I really want to like My Worst Day World War 2 (henceforth MWDWW2). In concept, I love it. Using stealth and reconnaissance techniques Peter must make his way around the island engaging the enemy where required and keeping a low profile when the stakes are too high. Using the scope on one of his sniper rifles, he needs to get into optimal position to engage German fortifications and targets, then using the element of suprise, mop up remaining resistance using an array of machine-guns, SMG's and PIAT rocket launchers.
In practice, the games flaws detract from an optimal experience. Let me make this clear - any FPS game that does include an option to reverse the mouse Y-axis for looking and aiming is incredibly frustrating for many gamers. If it not were for the fact that I had to review the game, it would have been uninstalled promtly for that reason alone, but even now, after playing for hours, in the heat of a gunfight I'll still pull back on my mouse to aim upwards. Grrr...
The island of Krykkja is huge, and the game treats it as one contigeous level. Great for ingame immersion, not so great for loading times and framerate. We're talking loading times of up to a few minutes depending on your PC. On my PC, my Nvidia 7800GS chews up Half Life 2 and spits out a blistering framerate. MWDWW2 stutters along at 5-6 frames per second when Peter is indoors, and not much better out in the open country where I can only seem to manage about 15-20 FPS. The game is playable at these framerates, but not highly enjoyable. Bad planning, bad coding - or both.
The game world looks nice but feels a little sparse. Most buildings can not be entered, and the ones that can are frugally furnished. Trees are interwoven 2-D bitmaps, but from a distance the forests look reasonably good. In fact, at distance most of the textures and models look passable. I liked the foggy atmosphere and rugged terrain. Even the archetectural styles have a true Scandinavian feel.
There is no music in-game, but a tune accompanies the introductory sequences which serve to set the scene well. Directional ambience and sounds are apparent, and can be used to detect an unseen enemy when Peter is under fire.
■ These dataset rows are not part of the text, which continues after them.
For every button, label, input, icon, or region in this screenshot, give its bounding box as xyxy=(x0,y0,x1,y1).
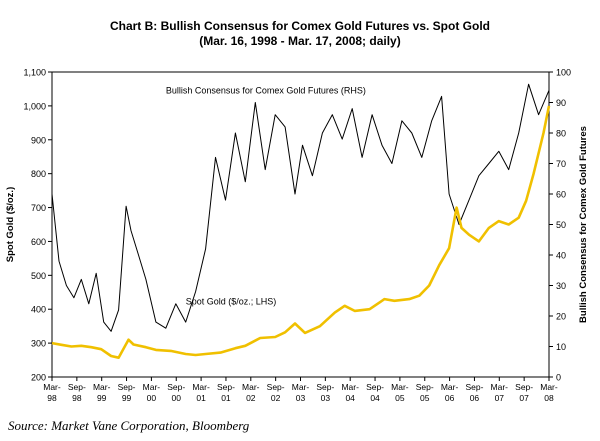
right-tick-label: 60 xyxy=(556,190,566,200)
right-tick-label: 10 xyxy=(556,342,566,352)
right-tick-label: 20 xyxy=(556,312,566,322)
x-tick-label-month: Sep- xyxy=(366,382,384,392)
spot-gold-annotation: Spot Gold ($/oz.; LHS) xyxy=(186,296,277,306)
right-tick-label: 90 xyxy=(556,98,566,108)
x-tick-label-month: Mar- xyxy=(93,382,111,392)
x-tick-label-year: 01 xyxy=(196,393,206,403)
right-tick-label: 80 xyxy=(556,129,566,139)
x-tick-label-month: Mar- xyxy=(43,382,61,392)
x-tick-label-year: 99 xyxy=(97,393,107,403)
x-tick-label-month: Mar- xyxy=(441,382,459,392)
x-tick-label-year: 04 xyxy=(345,393,355,403)
bullish-consensus-line xyxy=(51,83,550,332)
x-tick-label-year: 04 xyxy=(370,393,380,403)
left-tick-label: 300 xyxy=(31,339,46,349)
chart-subtitle: (Mar. 16, 1998 - Mar. 17, 2008; daily) xyxy=(199,34,401,48)
x-tick-label-year: 02 xyxy=(271,393,281,403)
x-tick-label-year: 99 xyxy=(122,393,132,403)
x-tick-label-year: 07 xyxy=(519,393,529,403)
x-tick-label-year: 08 xyxy=(544,393,554,403)
right-tick-label: 100 xyxy=(556,68,571,78)
x-tick-label-year: 06 xyxy=(445,393,455,403)
x-tick-label-month: Sep- xyxy=(316,382,334,392)
x-tick-label-month: Mar- xyxy=(292,382,310,392)
x-tick-label-month: Sep- xyxy=(217,382,235,392)
x-tick-label-month: Mar- xyxy=(192,382,210,392)
left-tick-label: 800 xyxy=(31,169,46,179)
left-axis-title: Spot Gold ($/oz.) xyxy=(5,187,16,262)
x-tick-label-year: 00 xyxy=(147,393,157,403)
x-tick-label-month: Mar- xyxy=(391,382,409,392)
x-tick-label-year: 06 xyxy=(470,393,480,403)
plot-frame xyxy=(51,71,550,378)
x-tick-label-year: 98 xyxy=(72,393,82,403)
left-tick-label: 200 xyxy=(31,373,46,383)
left-tick-label: 1,100 xyxy=(23,68,46,78)
bullish-consensus-annotation: Bullish Consensus for Comex Gold Futures… xyxy=(166,86,366,96)
right-tick-label: 70 xyxy=(556,159,566,169)
x-tick-label-year: 00 xyxy=(172,393,182,403)
x-tick-label-year: 03 xyxy=(321,393,331,403)
x-tick-label-month: Sep- xyxy=(118,382,136,392)
x-tick-label-month: Sep- xyxy=(68,382,86,392)
x-tick-label-year: 05 xyxy=(395,393,405,403)
left-tick-label: 900 xyxy=(31,135,46,145)
left-tick-label: 400 xyxy=(31,305,46,315)
left-tick-label: 1,000 xyxy=(23,101,46,111)
chart-title: Chart B: Bullish Consensus for Comex Gol… xyxy=(109,19,491,33)
right-tick-label: 30 xyxy=(556,281,566,291)
x-tick-label-month: Mar- xyxy=(540,382,558,392)
x-tick-label-month: Mar- xyxy=(143,382,161,392)
x-tick-label-month: Sep- xyxy=(267,382,285,392)
x-tick-label-year: 03 xyxy=(296,393,306,403)
x-tick-label-month: Sep- xyxy=(515,382,533,392)
x-tick-label-month: Sep- xyxy=(465,382,483,392)
spot-gold-line xyxy=(51,105,551,360)
chart-source: Source: Market Vane Corporation, Bloombe… xyxy=(8,418,250,433)
x-tick-label-month: Mar- xyxy=(341,382,359,392)
left-tick-label: 700 xyxy=(31,203,46,213)
x-tick-label-year: 05 xyxy=(420,393,430,403)
x-tick-label-year: 07 xyxy=(495,393,505,403)
x-tick-label-month: Mar- xyxy=(242,382,260,392)
x-tick-label-month: Mar- xyxy=(491,382,509,392)
x-tick-label-year: 02 xyxy=(246,393,256,403)
x-tick-label-year: 98 xyxy=(47,393,57,403)
x-tick-label-month: Sep- xyxy=(167,382,185,392)
right-tick-label: 40 xyxy=(556,251,566,261)
left-tick-label: 500 xyxy=(31,271,46,281)
x-tick-label-month: Sep- xyxy=(416,382,434,392)
right-tick-label: 50 xyxy=(556,220,566,230)
right-axis-title: Bullish Consensus for Comex Gold Futures xyxy=(578,126,589,323)
right-tick-label: 0 xyxy=(556,373,561,383)
x-tick-label-year: 01 xyxy=(221,393,231,403)
left-tick-label: 600 xyxy=(31,237,46,247)
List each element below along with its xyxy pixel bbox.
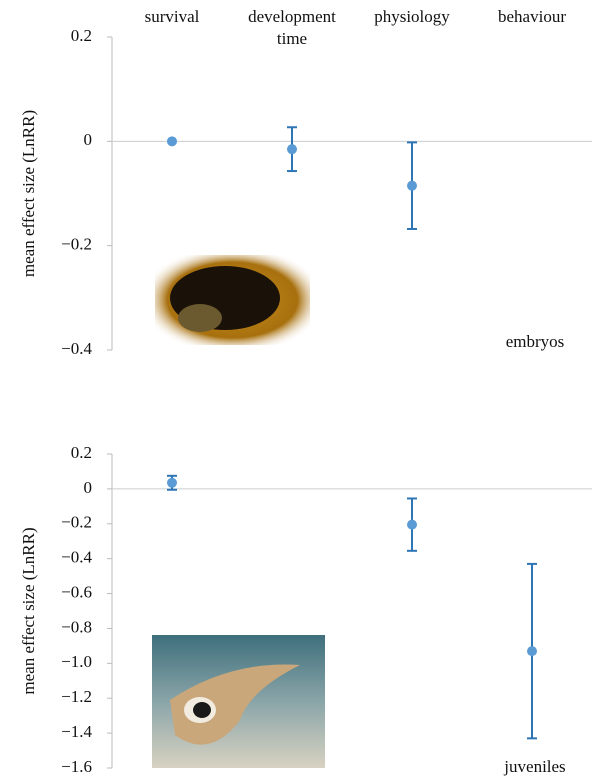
category-label: survival	[114, 6, 230, 28]
y-tick-label: −0.2	[61, 235, 92, 254]
category-label: physiology	[354, 6, 470, 28]
y-tick-label: −0.4	[61, 339, 92, 358]
y-tick-label: −1.4	[61, 722, 92, 741]
point	[407, 181, 417, 191]
point	[167, 136, 177, 146]
y-tick-label: 0.2	[71, 443, 92, 462]
category-label: behaviour	[474, 6, 590, 28]
y-axis-title: mean effect size (LnRR)	[19, 110, 38, 277]
chart: 0.2 0 −0.2 −0.4 mean effect size (LnRR) embry…	[0, 0, 600, 783]
y-tick-label: −0.2	[61, 513, 92, 532]
y-tick-label: 0	[84, 478, 93, 497]
point	[167, 478, 177, 488]
category-label: development time	[234, 6, 350, 50]
y-tick-label: 0	[84, 130, 93, 149]
y-tick-label: −0.8	[61, 617, 92, 636]
y-axis-title: mean effect size (LnRR)	[19, 527, 38, 694]
y-tick-label: −0.6	[61, 582, 92, 601]
point	[407, 520, 417, 530]
embryo-photo	[155, 255, 310, 345]
y-tick-label: −1.6	[61, 757, 92, 776]
figure: 0.2 0 −0.2 −0.4 mean effect size (LnRR) embry…	[0, 0, 600, 783]
y-tick-label: −0.4	[61, 548, 92, 567]
y-tick-label: 0.2	[71, 26, 92, 45]
panel-label: embryos	[506, 332, 565, 351]
y-tick-label: −1.2	[61, 687, 92, 706]
panel-label: juveniles	[503, 757, 565, 776]
shark-photo	[152, 635, 325, 768]
point	[527, 646, 537, 656]
point	[287, 144, 297, 154]
y-tick-label: −1.0	[61, 652, 92, 671]
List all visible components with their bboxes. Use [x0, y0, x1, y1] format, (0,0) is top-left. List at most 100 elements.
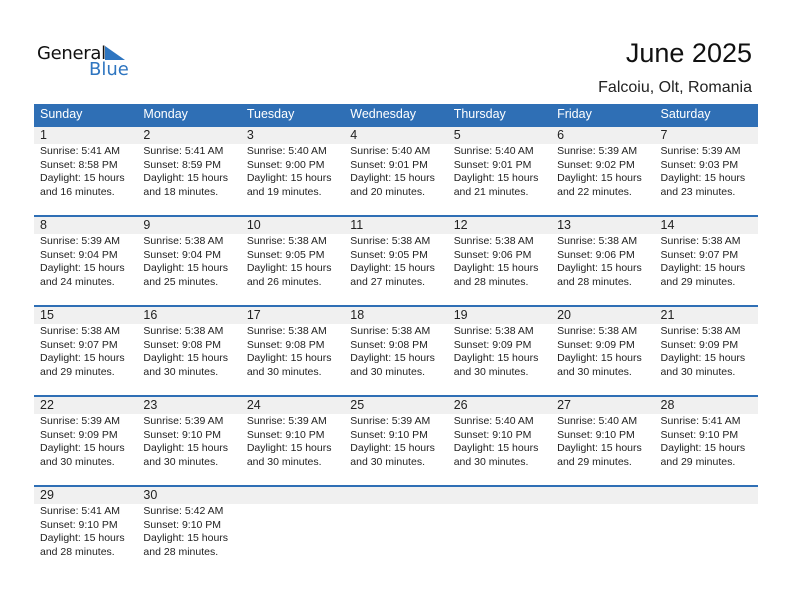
sunrise: Sunrise: 5:42 AM	[143, 505, 224, 517]
daylight-minutes: and 24 minutes.	[40, 275, 115, 288]
day-cell: 9 Sunrise: 5:38 AM Sunset: 9:04 PM Dayli…	[137, 215, 240, 305]
sunrise: Sunrise: 5:40 AM	[453, 145, 534, 157]
sunset: Sunset: 9:10 PM	[557, 428, 635, 441]
daylight-minutes: and 22 minutes.	[557, 185, 632, 198]
day-number: 13	[557, 218, 572, 232]
daylight-minutes: and 29 minutes.	[660, 455, 736, 468]
day-cell: 4 Sunrise: 5:40 AM Sunset: 9:01 PM Dayli…	[344, 125, 447, 215]
date-band	[34, 217, 758, 234]
sunset: Sunset: 9:04 PM	[40, 248, 118, 261]
weekday-thursday: Thursday	[453, 107, 506, 121]
day-cell: 15 Sunrise: 5:38 AM Sunset: 9:07 PM Dayl…	[34, 305, 137, 395]
daylight: Daylight: 15 hours	[143, 442, 229, 455]
sunrise: Sunrise: 5:38 AM	[350, 325, 431, 337]
sunrise: Sunrise: 5:39 AM	[350, 415, 431, 427]
day-number: 12	[453, 218, 468, 232]
sunset: Sunset: 9:10 PM	[40, 518, 118, 531]
sunrise: Sunrise: 5:41 AM	[660, 415, 741, 427]
daylight: Daylight: 15 hours	[660, 262, 746, 275]
sunset: Sunset: 9:10 PM	[143, 518, 222, 531]
daylight: Daylight: 15 hours	[557, 442, 642, 455]
sunrise: Sunrise: 5:39 AM	[40, 415, 120, 427]
day-cell: 24 Sunrise: 5:39 AM Sunset: 9:10 PM Dayl…	[241, 395, 344, 485]
sunset: Sunset: 9:01 PM	[350, 158, 428, 171]
day-cell: 19 Sunrise: 5:38 AM Sunset: 9:09 PM Dayl…	[448, 305, 551, 395]
daylight-minutes: and 30 minutes.	[660, 365, 736, 378]
date-band	[34, 307, 758, 324]
day-number: 23	[143, 398, 158, 412]
daylight-minutes: and 29 minutes.	[660, 275, 736, 288]
sunrise: Sunrise: 5:39 AM	[660, 145, 741, 157]
daylight: Daylight: 15 hours	[557, 262, 642, 275]
daylight: Daylight: 15 hours	[40, 262, 125, 275]
day-number: 2	[143, 128, 151, 142]
day-cell: 27 Sunrise: 5:40 AM Sunset: 9:10 PM Dayl…	[551, 395, 654, 485]
daylight: Daylight: 15 hours	[453, 352, 539, 365]
sunset: Sunset: 9:08 PM	[143, 338, 222, 351]
daylight-minutes: and 30 minutes.	[350, 365, 425, 378]
day-cell: 11 Sunrise: 5:38 AM Sunset: 9:05 PM Dayl…	[344, 215, 447, 305]
day-cell: 22 Sunrise: 5:39 AM Sunset: 9:09 PM Dayl…	[34, 395, 137, 485]
daylight: Daylight: 15 hours	[453, 172, 539, 185]
daylight: Daylight: 15 hours	[40, 532, 125, 545]
daylight: Daylight: 15 hours	[453, 262, 539, 275]
daylight-minutes: and 28 minutes.	[557, 275, 632, 288]
day-cell: 26 Sunrise: 5:40 AM Sunset: 9:10 PM Dayl…	[448, 395, 551, 485]
sunrise: Sunrise: 5:38 AM	[246, 325, 327, 337]
sunset: Sunset: 9:07 PM	[660, 248, 739, 261]
date-band	[34, 487, 758, 504]
day-number: 8	[40, 218, 47, 232]
day-cell: 21 Sunrise: 5:38 AM Sunset: 9:09 PM Dayl…	[655, 305, 758, 395]
day-number: 9	[143, 218, 151, 232]
week-row: 1 Sunrise: 5:41 AM Sunset: 8:58 PM Dayli…	[34, 125, 758, 215]
day-cell: 16 Sunrise: 5:38 AM Sunset: 9:08 PM Dayl…	[137, 305, 240, 395]
weekday-sunday: Sunday	[40, 107, 83, 121]
sunrise: Sunrise: 5:40 AM	[557, 415, 638, 427]
sunrise: Sunrise: 5:40 AM	[350, 145, 431, 157]
sunset: Sunset: 8:58 PM	[40, 158, 118, 171]
day-cell	[344, 485, 447, 575]
day-cell	[551, 485, 654, 575]
weekday-monday: Monday	[143, 107, 188, 121]
daylight-minutes: and 30 minutes.	[453, 365, 529, 378]
daylight: Daylight: 15 hours	[143, 262, 229, 275]
sunrise: Sunrise: 5:39 AM	[143, 415, 224, 427]
daylight: Daylight: 15 hours	[453, 442, 539, 455]
week-row: 15 Sunrise: 5:38 AM Sunset: 9:07 PM Dayl…	[34, 305, 758, 395]
daylight: Daylight: 15 hours	[143, 352, 229, 365]
sunset: Sunset: 9:10 PM	[453, 428, 532, 441]
day-cell: 1 Sunrise: 5:41 AM Sunset: 8:58 PM Dayli…	[34, 125, 137, 215]
daylight-minutes: and 30 minutes.	[557, 365, 632, 378]
daylight: Daylight: 15 hours	[40, 172, 125, 185]
sunrise: Sunrise: 5:38 AM	[660, 235, 741, 247]
row-divider	[34, 215, 758, 217]
sunrise: Sunrise: 5:38 AM	[143, 235, 224, 247]
daylight-minutes: and 27 minutes.	[350, 275, 425, 288]
sunrise: Sunrise: 5:41 AM	[143, 145, 224, 157]
date-band	[34, 127, 758, 144]
sunrise: Sunrise: 5:39 AM	[557, 145, 638, 157]
daylight: Daylight: 15 hours	[660, 172, 746, 185]
day-cell: 14 Sunrise: 5:38 AM Sunset: 9:07 PM Dayl…	[655, 215, 758, 305]
sunset: Sunset: 9:03 PM	[660, 158, 739, 171]
day-number: 7	[660, 128, 668, 142]
sunset: Sunset: 9:06 PM	[557, 248, 635, 261]
day-number: 19	[453, 308, 468, 322]
daylight-minutes: and 23 minutes.	[660, 185, 736, 198]
location: Falcoiu, Olt, Romania	[598, 79, 752, 96]
sunset: Sunset: 9:05 PM	[246, 248, 325, 261]
daylight: Daylight: 15 hours	[350, 352, 435, 365]
day-number: 29	[40, 488, 54, 502]
sunset: Sunset: 9:10 PM	[246, 428, 325, 441]
weekday-wednesday: Wednesday	[350, 107, 417, 121]
daylight: Daylight: 15 hours	[143, 172, 229, 185]
daylight-minutes: and 28 minutes.	[40, 545, 115, 558]
day-cell: 6 Sunrise: 5:39 AM Sunset: 9:02 PM Dayli…	[551, 125, 654, 215]
daylight-minutes: and 30 minutes.	[143, 365, 219, 378]
sunrise: Sunrise: 5:38 AM	[660, 325, 741, 337]
daylight-minutes: and 28 minutes.	[453, 275, 529, 288]
logo-triangle-icon	[105, 46, 125, 60]
day-number: 10	[246, 218, 261, 232]
day-cell	[655, 485, 758, 575]
week-row: 29 Sunrise: 5:41 AM Sunset: 9:10 PM Dayl…	[34, 485, 758, 575]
The enemy AI is adequate without being impressive. Enemies will not actively hunt out Peter even when shot at. They will meander around on patrol if left to their own free will, and will shoot back from a standing position. They will not duck or attempt to find cover during a battle. A lot of the time, however, Peter will be engaging the enemy from quite a distance, usually with a sniper rifle, so AI behaviour is not that much of a negative point. If Peter comes under fire, his best course of action is to get prone or run back to a safe position and then snipe from afar. In 'Difficult' mode, sniping is made more challenging at distance due to wind and gravity; a cool feature. Success in MWDWW2 comes through good recon and seeing the enemy before they notice you. Tanks can be heard from quite a distance and are not much of a problem if Peter stays well hidden (or is a good shot with the PIAT launcher), and the spotter aircraft are easy to evade detection from. Apparently, there is some kind of island wide alarm system in place which is activated under certain conditions, although I've never experienced this during my testing. Perhaps that might significantly alter the default enemy AI. Weapons fire feels and sounds great and is at least as realistic as many commercial titles out there.
An indie FPS is truly a breath of fresh air, and the way MWDWW2 plays as a strategic shooter rather than a flat-out twitchfest is welcomed. It can be played in a Standard mode, where the player has just one life and needs to find health packs (brandy bottles) around the environment, or also in Arcade mode where brandy bottles grant an extra life in addition to the three lives the player starts with.
Creeping around the perimeter of German installations, scoping out targets, planning a route of attack and then exectuting the plan. MWDWW2 has it's moments. If it weren't for the mouselook, framerate and unimpressive AI issues, MWDWW2 would have scored even higher than the silver star I hereby award it.